Thoracic radiotherapy after mastectomy causes a burn of the skin, of varying severity, which results in a retraction of the tissue.
The body can no longer stretch to accept the internal breast prosthesis. The failure rate for the insertion of a breast implant is very high.
If the operation is an immediate success, the body will often cause an excessive fibrous reaction around the prosthesis or shell with a frequency of between 20 and 30%. If this shell is severe, the implant must be removed.
It all depends on the intensity of the burn caused by the radiotherapy. The new techniques of conformal irradiation (with calculation of the doses of radiation delivered according to a scanner) make it possible to reduce the after-effects and to place breast implants with an acceptable success rate.
In addition, a new strategy consisting of repeated lipofilling of the mastectomy area reduces the number of complications. However, it postpones reconstruction by several months.
What are the possible complications?
There are immediate and distant complications.
Immediate complications are hematoma, infection, and scar opening, which can lead to reconstruction failure in 2 to 3% of cases.
Remote complications are capsular contracture or shells, implant malposition (too small, too high, rotation), and implant rupture.
Is the result stable over time?
No, and this is the main flaw of this technique. The breast reconstructed by an implant will remain fixed while the non-diseased breast will tend to fall over time. Thus, a breast plastic surgery of the non-diseased breast is often necessary with sometimes unsightly scars.

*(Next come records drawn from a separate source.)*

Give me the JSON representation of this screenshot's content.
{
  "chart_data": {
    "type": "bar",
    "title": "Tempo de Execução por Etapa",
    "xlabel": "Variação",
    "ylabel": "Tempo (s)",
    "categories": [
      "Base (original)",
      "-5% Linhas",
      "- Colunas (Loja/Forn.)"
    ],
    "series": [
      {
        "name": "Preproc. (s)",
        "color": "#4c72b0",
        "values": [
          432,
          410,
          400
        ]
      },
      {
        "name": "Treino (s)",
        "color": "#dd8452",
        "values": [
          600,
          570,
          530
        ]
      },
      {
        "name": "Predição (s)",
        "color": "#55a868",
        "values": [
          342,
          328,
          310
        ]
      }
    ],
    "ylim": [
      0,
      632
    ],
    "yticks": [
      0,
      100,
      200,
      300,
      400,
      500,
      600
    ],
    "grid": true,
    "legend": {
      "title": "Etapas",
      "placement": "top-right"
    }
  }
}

In addition, the implant will tend to wear out over time causing deformities of the reconstructed breast that will require a change of the implant usually between 10 and 12 years after its installation.
How much does a breast reconstruction by prosthesis cost?
Breast reconstruction by prosthesis is covered by health insurance after the opinion of the doctor advising the social security. We charge additional fees of 1200 to 1500 € depending on the case, which may be covered by your health insurance.